250 g plain sweet biscuits (wine biscuits, Marie crackers, graham crackers)

150 g butter, melted



250 g cream cheese

½ cup sour cream

1 tbsp flour

1 cup caster sugar

Zest of one lemon

2 eggs

250 g blueberries, plus extra for decorating

Icing sugar for dusting


Preheat your oven to 160°C/320°F.

Line a 23cm round spring-form pan with baking paper.

Place the biscuits in your food processor and blitz until fine crumbs from. Add the melted butter and pulse until it is combined. Tip into the prepared tin and use a spoon to press some of the crumbs up the side and evenly across the base. Don’t worry if the crumbs are not even at the top edge – that adds to the rustic appeal of this cheesecake ….well that’s what I told myself when the crumbs kept collapsing at the top edge ;-). Chill while you make the filling.

Wipe out the food processor bowl and add the cream cheese, sour cream, sugar, lemon zest, and flour.
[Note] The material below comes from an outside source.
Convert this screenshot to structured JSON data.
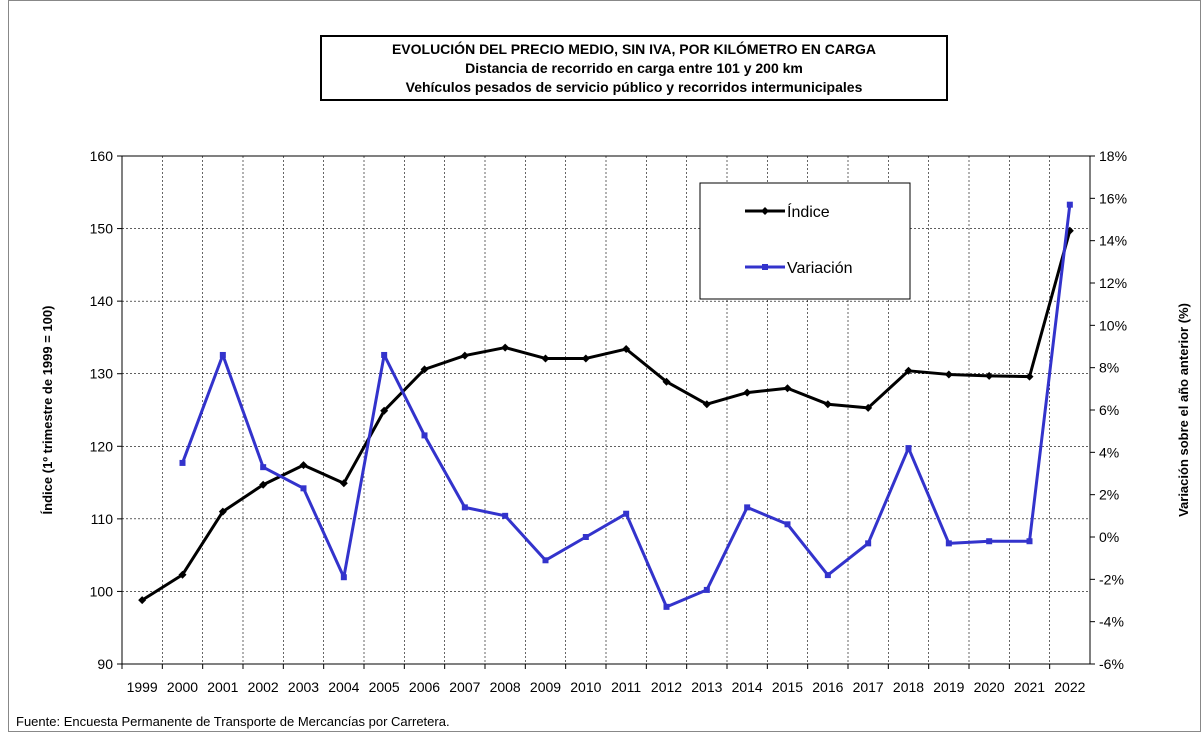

Beat until the mixture is just beginning to get smooth then add the eggs and beat again until combined, scraping the sides of the bowl down once or twice with a spatula. Stir in the blueberries reserving some for the topping.
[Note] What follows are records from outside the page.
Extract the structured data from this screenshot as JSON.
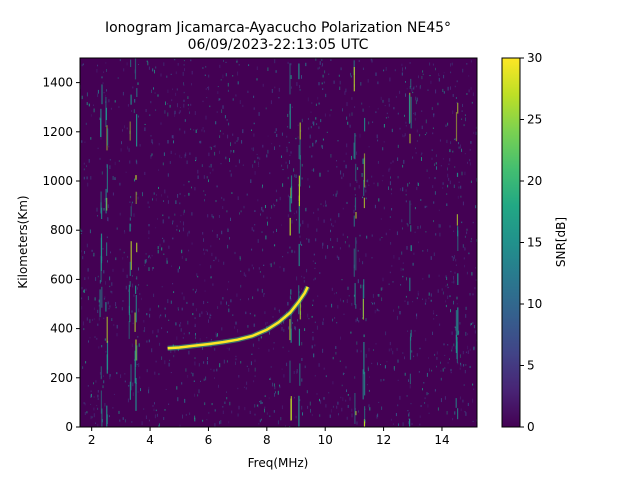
{
  "chart_data": {
    "type": "heatmap",
    "title": "Ionogram Jicamarca-Ayacucho Polarization NE45°",
    "subtitle": "06/09/2023-22:13:05 UTC",
    "xlabel": "Freq(MHz)",
    "ylabel": "Kilometers(Km)",
    "xlim": [
      1.6,
      15.2
    ],
    "ylim": [
      0,
      1500
    ],
    "xticks": [
      2,
      4,
      6,
      8,
      10,
      12,
      14
    ],
    "yticks": [
      0,
      200,
      400,
      600,
      800,
      1000,
      1200,
      1400
    ],
    "colorbar": {
      "label": "SNR[dB]",
      "range": [
        0,
        30
      ],
      "ticks": [
        0,
        5,
        10,
        15,
        20,
        25,
        30
      ],
      "colormap": "viridis"
    },
    "trace": {
      "name": "",
      "freq_mhz": [
        4.6,
        5.0,
        5.5,
        6.0,
        6.5,
        7.0,
        7.5,
        8.0,
        8.4,
        8.8,
        9.1,
        9.3,
        9.4
      ],
      "height_km": [
        320,
        323,
        330,
        337,
        345,
        355,
        370,
        395,
        425,
        465,
        510,
        545,
        570
      ]
    },
    "vertical_features_mhz": [
      2.3,
      2.5,
      3.3,
      3.5,
      8.8,
      9.1,
      11.0,
      11.3,
      12.9,
      14.5
    ]
  }
}
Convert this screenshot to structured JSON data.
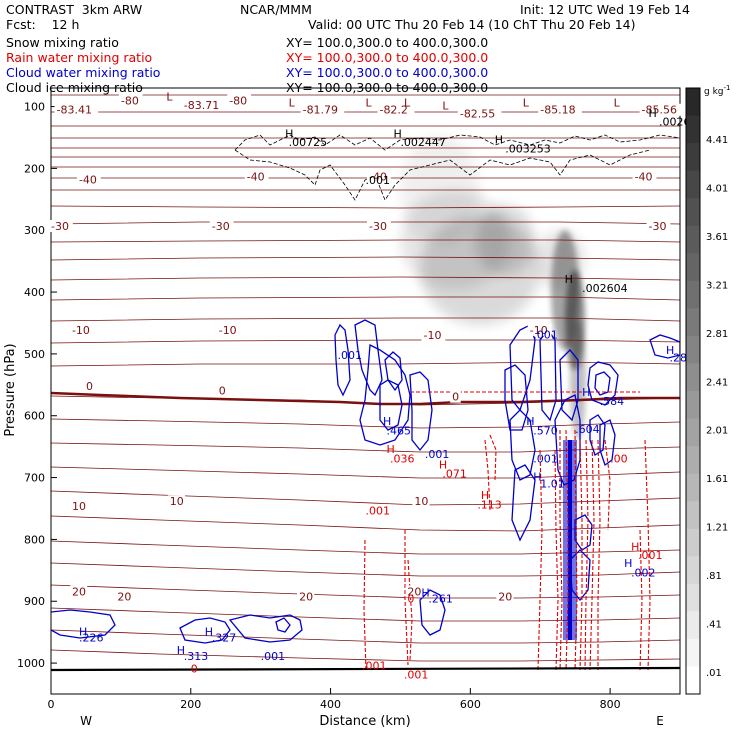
{
  "header": {
    "left1": "CONTRAST  3km ARW",
    "center1": "NCAR/MMM",
    "right1": "Init: 12 UTC Wed 19 Feb 14",
    "left2": "Fcst:    12 h",
    "right2": "Valid: 00 UTC Thu 20 Feb 14 (10 ChT Thu 20 Feb 14)",
    "fields": [
      {
        "name": "Snow mixing ratio",
        "xy": "XY= 100.0,300.0 to 400.0,300.0",
        "color": "#000000"
      },
      {
        "name": "Rain water mixing ratio",
        "xy": "XY= 100.0,300.0 to 400.0,300.0",
        "color": "#e00000"
      },
      {
        "name": "Cloud water mixing ratio",
        "xy": "XY= 100.0,300.0 to 400.0,300.0",
        "color": "#0000cc"
      },
      {
        "name": "Cloud ice mixing ratio",
        "xy": "XY= 100.0,300.0 to 400.0,300.0",
        "color": "#000000"
      }
    ]
  },
  "colors": {
    "temperature": "#7a1010",
    "rain": "#e00000",
    "cloud_water": "#0000cc",
    "cloud_ice": "#000000",
    "snow_shade": "#3a3a3a"
  },
  "chart_data": {
    "type": "cross-section contour",
    "xlabel": "Distance (km)",
    "ylabel": "Pressure (hPa)",
    "xlim": [
      0,
      900
    ],
    "ylim": [
      1050,
      70
    ],
    "x_ticks": [
      "0",
      "200",
      "400",
      "600",
      "800"
    ],
    "y_ticks": [
      "100",
      "200",
      "300",
      "400",
      "500",
      "600",
      "700",
      "800",
      "900",
      "1000"
    ],
    "x_end_labels": {
      "left": "W",
      "right": "E"
    },
    "colorbar": {
      "unit": "g kg",
      "unit_exp": "-1",
      "labels": [
        "4.41",
        "4.01",
        "3.61",
        "3.21",
        "2.81",
        "2.41",
        "2.01",
        "1.61",
        "1.21",
        ".81",
        ".41",
        ".01"
      ]
    },
    "temperature_labels": [
      {
        "text": "-80",
        "x": 100,
        "p": 95
      },
      {
        "text": "-80",
        "x": 255,
        "p": 95
      },
      {
        "text": "-83.71",
        "x": 190,
        "p": 102
      },
      {
        "text": "-83.41",
        "x": 8,
        "p": 110
      },
      {
        "text": "-81.79",
        "x": 360,
        "p": 110
      },
      {
        "text": "-82.2",
        "x": 470,
        "p": 110
      },
      {
        "text": "-82.55",
        "x": 585,
        "p": 116
      },
      {
        "text": "-85.18",
        "x": 700,
        "p": 110
      },
      {
        "text": "-85.56",
        "x": 845,
        "p": 110
      },
      {
        "text": "-40",
        "x": 40,
        "p": 223
      },
      {
        "text": "-40",
        "x": 280,
        "p": 218
      },
      {
        "text": "-40",
        "x": 455,
        "p": 218
      },
      {
        "text": "-40",
        "x": 835,
        "p": 218
      },
      {
        "text": "-30",
        "x": 0,
        "p": 298
      },
      {
        "text": "-30",
        "x": 230,
        "p": 298
      },
      {
        "text": "-30",
        "x": 455,
        "p": 298
      },
      {
        "text": "-30",
        "x": 855,
        "p": 298
      },
      {
        "text": "-10",
        "x": 30,
        "p": 466
      },
      {
        "text": "-10",
        "x": 240,
        "p": 466
      },
      {
        "text": "-10",
        "x": 533,
        "p": 474
      },
      {
        "text": "-10",
        "x": 685,
        "p": 466
      },
      {
        "text": "0",
        "x": 50,
        "p": 557
      },
      {
        "text": "0",
        "x": 240,
        "p": 564
      },
      {
        "text": "0",
        "x": 574,
        "p": 574
      },
      {
        "text": "10",
        "x": 30,
        "p": 751
      },
      {
        "text": "10",
        "x": 170,
        "p": 743
      },
      {
        "text": "10",
        "x": 520,
        "p": 743
      },
      {
        "text": "20",
        "x": 30,
        "p": 889
      },
      {
        "text": "20",
        "x": 95,
        "p": 897
      },
      {
        "text": "20",
        "x": 355,
        "p": 897
      },
      {
        "text": "20",
        "x": 510,
        "p": 889
      },
      {
        "text": "20",
        "x": 640,
        "p": 897
      }
    ],
    "highs_lows": [
      {
        "mark": "L",
        "x": 165,
        "p": 90,
        "color": "#7a1010"
      },
      {
        "mark": "L",
        "x": 340,
        "p": 100,
        "color": "#7a1010"
      },
      {
        "mark": "L",
        "x": 450,
        "p": 100,
        "color": "#7a1010"
      },
      {
        "mark": "L",
        "x": 505,
        "p": 100,
        "color": "#7a1010"
      },
      {
        "mark": "L",
        "x": 560,
        "p": 105,
        "color": "#7a1010"
      },
      {
        "mark": "L",
        "x": 675,
        "p": 100,
        "color": "#7a1010"
      },
      {
        "mark": "L",
        "x": 805,
        "p": 100,
        "color": "#7a1010"
      },
      {
        "mark": "H",
        "x": 855,
        "p": 117,
        "color": "#000000"
      },
      {
        "mark": "H",
        "x": 335,
        "p": 150,
        "color": "#000000"
      },
      {
        "mark": "H",
        "x": 490,
        "p": 150,
        "color": "#000000"
      },
      {
        "mark": "H",
        "x": 635,
        "p": 160,
        "color": "#000000"
      },
      {
        "mark": "H",
        "x": 735,
        "p": 385,
        "color": "#000000"
      },
      {
        "mark": "H",
        "x": 880,
        "p": 500,
        "color": "#0000cc"
      },
      {
        "mark": "H",
        "x": 760,
        "p": 568,
        "color": "#0000cc"
      },
      {
        "mark": "H",
        "x": 475,
        "p": 615,
        "color": "#0000cc"
      },
      {
        "mark": "H",
        "x": 680,
        "p": 615,
        "color": "#0000cc"
      },
      {
        "mark": "H",
        "x": 480,
        "p": 660,
        "color": "#e00000"
      },
      {
        "mark": "H",
        "x": 555,
        "p": 685,
        "color": "#e00000"
      },
      {
        "mark": "H",
        "x": 615,
        "p": 735,
        "color": "#e00000"
      },
      {
        "mark": "H",
        "x": 690,
        "p": 705,
        "color": "#0000cc"
      },
      {
        "mark": "H",
        "x": 830,
        "p": 818,
        "color": "#e00000"
      },
      {
        "mark": "H",
        "x": 820,
        "p": 845,
        "color": "#0000cc"
      },
      {
        "mark": "H",
        "x": 530,
        "p": 892,
        "color": "#0000cc"
      },
      {
        "mark": "H",
        "x": 40,
        "p": 955,
        "color": "#0000cc"
      },
      {
        "mark": "H",
        "x": 220,
        "p": 955,
        "color": "#0000cc"
      },
      {
        "mark": "H",
        "x": 180,
        "p": 985,
        "color": "#0000cc"
      }
    ],
    "value_labels": [
      {
        "text": ".0026",
        "x": 870,
        "p": 131,
        "color": "#000000"
      },
      {
        "text": ".00725",
        "x": 340,
        "p": 164,
        "color": "#000000"
      },
      {
        "text": ".002447",
        "x": 500,
        "p": 164,
        "color": "#000000"
      },
      {
        "text": ".003253",
        "x": 650,
        "p": 174,
        "color": "#000000"
      },
      {
        "text": ".001",
        "x": 450,
        "p": 225,
        "color": "#000000"
      },
      {
        "text": ".002604",
        "x": 760,
        "p": 400,
        "color": "#000000"
      },
      {
        "text": ".001",
        "x": 410,
        "p": 508,
        "color": "#0000cc"
      },
      {
        "text": ".001",
        "x": 690,
        "p": 475,
        "color": "#0000cc"
      },
      {
        "text": ".286",
        "x": 885,
        "p": 512,
        "color": "#0000cc"
      },
      {
        "text": ".584",
        "x": 785,
        "p": 583,
        "color": "#0000cc"
      },
      {
        "text": ".604",
        "x": 750,
        "p": 628,
        "color": "#0000cc"
      },
      {
        "text": ".465",
        "x": 480,
        "p": 630,
        "color": "#0000cc"
      },
      {
        "text": ".570",
        "x": 690,
        "p": 630,
        "color": "#0000cc"
      },
      {
        "text": ".001",
        "x": 535,
        "p": 668,
        "color": "#0000cc"
      },
      {
        "text": ".036",
        "x": 485,
        "p": 676,
        "color": "#e00000"
      },
      {
        "text": ".001",
        "x": 690,
        "p": 676,
        "color": "#0000cc"
      },
      {
        "text": ".00",
        "x": 800,
        "p": 676,
        "color": "#e00000"
      },
      {
        "text": ".071",
        "x": 560,
        "p": 700,
        "color": "#e00000"
      },
      {
        "text": "1.01",
        "x": 700,
        "p": 716,
        "color": "#0000cc"
      },
      {
        "text": ".113",
        "x": 610,
        "p": 750,
        "color": "#e00000"
      },
      {
        "text": ".001",
        "x": 450,
        "p": 760,
        "color": "#e00000"
      },
      {
        "text": ".001",
        "x": 840,
        "p": 832,
        "color": "#e00000"
      },
      {
        "text": ".002",
        "x": 830,
        "p": 860,
        "color": "#0000cc"
      },
      {
        "text": ".261",
        "x": 540,
        "p": 902,
        "color": "#0000cc"
      },
      {
        "text": ".226",
        "x": 40,
        "p": 965,
        "color": "#0000cc"
      },
      {
        "text": ".327",
        "x": 230,
        "p": 965,
        "color": "#0000cc"
      },
      {
        "text": ".313",
        "x": 190,
        "p": 995,
        "color": "#0000cc"
      },
      {
        "text": ".001",
        "x": 300,
        "p": 995,
        "color": "#0000cc"
      },
      {
        "text": "0",
        "x": 510,
        "p": 902,
        "color": "#e00000"
      },
      {
        "text": "0",
        "x": 200,
        "p": 1015,
        "color": "#e00000"
      },
      {
        "text": ".001",
        "x": 445,
        "p": 1010,
        "color": "#e00000"
      },
      {
        "text": ".001",
        "x": 505,
        "p": 1025,
        "color": "#e00000"
      }
    ]
  }
}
Pour into the prepared biscuit crumb base and smooth the surface. Place the tin on a baking tray with an edge (some of the butter always seems to leak out of the biscuit base so save yourself messy clean up) and bake for 45 minutes or until the cheesecake surface is set around the edges but still a little wobbly in the middle.  The cheesecake continues to cook with the residual heat once removed from the oven and you don’t want to overcook it.

Cool on the benchtop then cover and refrigerate for at least 3 hours.  Remove from the tin and carefully place on a flat serving platter. Top with the remaining blueberries, dust with icing sugar and serve.